Links der Woche, rechts der Welt KW 27/17

von Timotheus Schneidegger, 08.07.2017, 12:58 Uhr (Zwote Dekade, 1/2)

Der Konvertiteneifer gewendeter Linker

Nicht selten werden Linke irgendwann zu besonders eifrigen Rechten, wie Georg Seeßlen bei Getidan an diversen Beispielen aufzeigt, um sodann in neun Thesen über diese „diskursive Binnenmigration“ und die Fluchtgründe nachzudenken: Männerphantasien vom heroischen Opfer-Status, völkische Altlasten, eine „Störung ihrer inneren Geschlechterordnung“, das Scheitern an einstigen Idealen, Aufmerksamkeitsökonomie… (01.07.17)

„Bocksgesang von links“

Thomas Assheuer blickt in der ZEIT auf die vielfältige Szene derer, die gerade in Hamburg gegen den G20-Gipfel demonstrieren. Er sieht die Kapitalismuskritik gespalten in Reformer und Apokalyptiker, deren Theorie-Helden Badiou und Žižek sind und deren (auch bei der Neuen Rechten beliebte) Dekadenzphantasien auf offene Ohren stoßen, weil der Liberalismus eisig schweigt. (05.07.17)

Auschwitz und das gar nicht ewige Deutschtum

Die FAZ bringt Navid Kermanis lange Rede darüber, dass eine Einbürgerung hierzulande auch bedeutet, die Verantwortung für den Holocaust mitzutragen, wie er es bei einem Besuch in Auschwitz als Deutscher erlebte.

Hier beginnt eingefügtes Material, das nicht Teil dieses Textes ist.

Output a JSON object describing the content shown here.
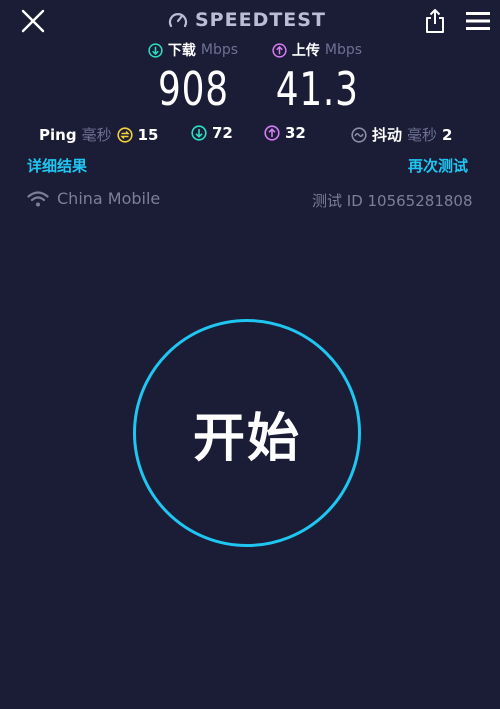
{
  "header": {
    "title": "SPEEDTEST",
    "icons": [
      "close-icon",
      "speedometer-icon",
      "share-icon",
      "menu-icon"
    ]
  },
  "download": {
    "label": "下载",
    "unit": "Mbps",
    "value": "908",
    "color": "#2de0c4"
  },
  "upload": {
    "label": "上传",
    "unit": "Mbps",
    "value": "41.3",
    "color": "#d67cf5"
  },
  "stats": {
    "ping_label": "Ping",
    "ping_unit": "毫秒",
    "ping_value": "15",
    "ping_color": "#f2d13a",
    "download_ping": "72",
    "upload_ping": "32",
    "jitter_label": "抖动",
    "jitter_unit": "毫秒",
    "jitter_value": "2"
  },
  "links": {
    "details": "详细结果",
    "retest": "再次测试"
  },
  "connection": {
    "isp": "China Mobile",
    "test_id": "测试 ID 10565281808"
  },
  "start": {
    "label": "开始",
    "ring_color": "#1fc6f2"
  },
  "colors": {
    "background": "#1b1c35",
    "accent": "#1fc6f2",
    "muted": "#6d7193"
  }
}
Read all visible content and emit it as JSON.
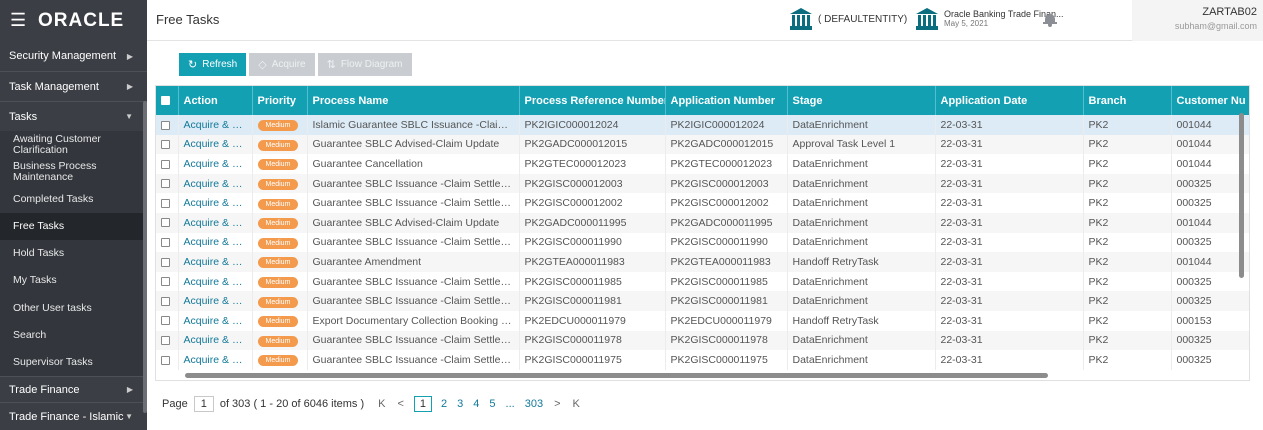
{
  "header": {
    "logo": "ORACLE",
    "page_title": "Free Tasks",
    "entity": "( DEFAULTENTITY)",
    "bank_name": "Oracle Banking Trade Finan...",
    "bank_date": "May 5, 2021",
    "user_name": "ZARTAB02",
    "user_email": "subham@gmail.com",
    "icons": [
      "hamburger-icon",
      "bank-icon",
      "bell-icon"
    ]
  },
  "sidebar": {
    "items": [
      {
        "label": "Security Management",
        "arrow": "▶"
      },
      {
        "label": "Task Management",
        "arrow": "▶"
      },
      {
        "label": "Tasks",
        "arrow": "▼"
      },
      {
        "label": "Trade Finance",
        "arrow": "▶"
      },
      {
        "label": "Trade Finance - Islamic",
        "arrow": "▼"
      }
    ],
    "sub_items": [
      "Awaiting Customer Clarification",
      "Business Process Maintenance",
      "Completed Tasks",
      "Free Tasks",
      "Hold Tasks",
      "My Tasks",
      "Other User tasks",
      "Search",
      "Supervisor Tasks"
    ],
    "active": "Free Tasks"
  },
  "toolbar": {
    "refresh": "Refresh",
    "acquire": "Acquire",
    "flow_diagram": "Flow Diagram"
  },
  "table": {
    "columns": [
      "Action",
      "Priority",
      "Process Name",
      "Process Reference Number",
      "Application Number",
      "Stage",
      "Application Date",
      "Branch",
      "Customer Nu"
    ],
    "rows": [
      [
        "Acquire & E...",
        "Medium",
        "Islamic Guarantee SBLC Issuance -Claim Se...",
        "PK2IGIC000012024",
        "PK2IGIC000012024",
        "DataEnrichment",
        "22-03-31",
        "PK2",
        "001044"
      ],
      [
        "Acquire & E...",
        "Medium",
        "Guarantee SBLC Advised-Claim Update",
        "PK2GADC000012015",
        "PK2GADC000012015",
        "Approval Task Level 1",
        "22-03-31",
        "PK2",
        "001044"
      ],
      [
        "Acquire & E...",
        "Medium",
        "Guarantee Cancellation",
        "PK2GTEC000012023",
        "PK2GTEC000012023",
        "DataEnrichment",
        "22-03-31",
        "PK2",
        "001044"
      ],
      [
        "Acquire & E...",
        "Medium",
        "Guarantee SBLC Issuance -Claim Settlement",
        "PK2GISC000012003",
        "PK2GISC000012003",
        "DataEnrichment",
        "22-03-31",
        "PK2",
        "000325"
      ],
      [
        "Acquire & E...",
        "Medium",
        "Guarantee SBLC Issuance -Claim Settlement",
        "PK2GISC000012002",
        "PK2GISC000012002",
        "DataEnrichment",
        "22-03-31",
        "PK2",
        "000325"
      ],
      [
        "Acquire & E...",
        "Medium",
        "Guarantee SBLC Advised-Claim Update",
        "PK2GADC000011995",
        "PK2GADC000011995",
        "DataEnrichment",
        "22-03-31",
        "PK2",
        "001044"
      ],
      [
        "Acquire & E...",
        "Medium",
        "Guarantee SBLC Issuance -Claim Settlement",
        "PK2GISC000011990",
        "PK2GISC000011990",
        "DataEnrichment",
        "22-03-31",
        "PK2",
        "000325"
      ],
      [
        "Acquire & E...",
        "Medium",
        "Guarantee Amendment",
        "PK2GTEA000011983",
        "PK2GTEA000011983",
        "Handoff RetryTask",
        "22-03-31",
        "PK2",
        "001044"
      ],
      [
        "Acquire & E...",
        "Medium",
        "Guarantee SBLC Issuance -Claim Settlement",
        "PK2GISC000011985",
        "PK2GISC000011985",
        "DataEnrichment",
        "22-03-31",
        "PK2",
        "000325"
      ],
      [
        "Acquire & E...",
        "Medium",
        "Guarantee SBLC Issuance -Claim Settlement",
        "PK2GISC000011981",
        "PK2GISC000011981",
        "DataEnrichment",
        "22-03-31",
        "PK2",
        "000325"
      ],
      [
        "Acquire & E...",
        "Medium",
        "Export Documentary Collection Booking U...",
        "PK2EDCU000011979",
        "PK2EDCU000011979",
        "Handoff RetryTask",
        "22-03-31",
        "PK2",
        "000153"
      ],
      [
        "Acquire & E...",
        "Medium",
        "Guarantee SBLC Issuance -Claim Settlement",
        "PK2GISC000011978",
        "PK2GISC000011978",
        "DataEnrichment",
        "22-03-31",
        "PK2",
        "000325"
      ],
      [
        "Acquire & E...",
        "Medium",
        "Guarantee SBLC Issuance -Claim Settlement",
        "PK2GISC000011975",
        "PK2GISC000011975",
        "DataEnrichment",
        "22-03-31",
        "PK2",
        "000325"
      ]
    ]
  },
  "pager": {
    "page_label": "Page",
    "current_page": "1",
    "summary": "of 303   ( 1 - 20 of 6046 items )",
    "first": "K",
    "prev": "<",
    "pages": [
      "1",
      "2",
      "3",
      "4",
      "5",
      "...",
      "303"
    ],
    "next": ">",
    "last": "K"
  },
  "colors": {
    "accent": "#13a0b3",
    "sidebar_bg": "#3b3f45",
    "badge": "#f39a4c"
  }
}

Von hier aus stellt er faszinierende Überlegungen dazu an, was die hiesige Erinnerungskultur in Wirklichkeit, d.h. im demographischen Wandel und vor ihrem historischen Hintergrund, heißt. (07.07.17)

Vergnügtes Kind des Sonnenaufgangs

Dieter Thomä würdigt in der NZZ Henry David Thoreau zum 200. Geburtstag und stellt ihn als schrägen Eigenbrötler, asexuelles Faktotum, Hoffnungsträger für Trumpistan und Begründer des „amerikanischen Transzendentalismus“ vor, der uns Hingabe an die Welt, zivilen Ungehorsam, Kommerzkritik und Extravaganz lehrt. (08.07.17)

Neue Bücher

Zu seinem 70. Geburtstag gönnt sich Peter Sloterdijk den Essayband „Nach Gott“, der laut der Rezension im Standard so elitär gehalten ist, wie der Titel verspricht. +++ Bruno Latour hat acht Vorträge über die Menschheitsaufgabe gehalten, den Klimawandel zu bewältigen; das Buch, in dem sie versammelt sind, wird im Freitag trotz seiner religiösen Untertöne gelobt. +++ Die NZZ weist auf den von den Wirtschaftsethikern Michael S. Assländer und Bernd Wagner besorgten Sammelband mit Texten zur Philosophie der Arbeit hin.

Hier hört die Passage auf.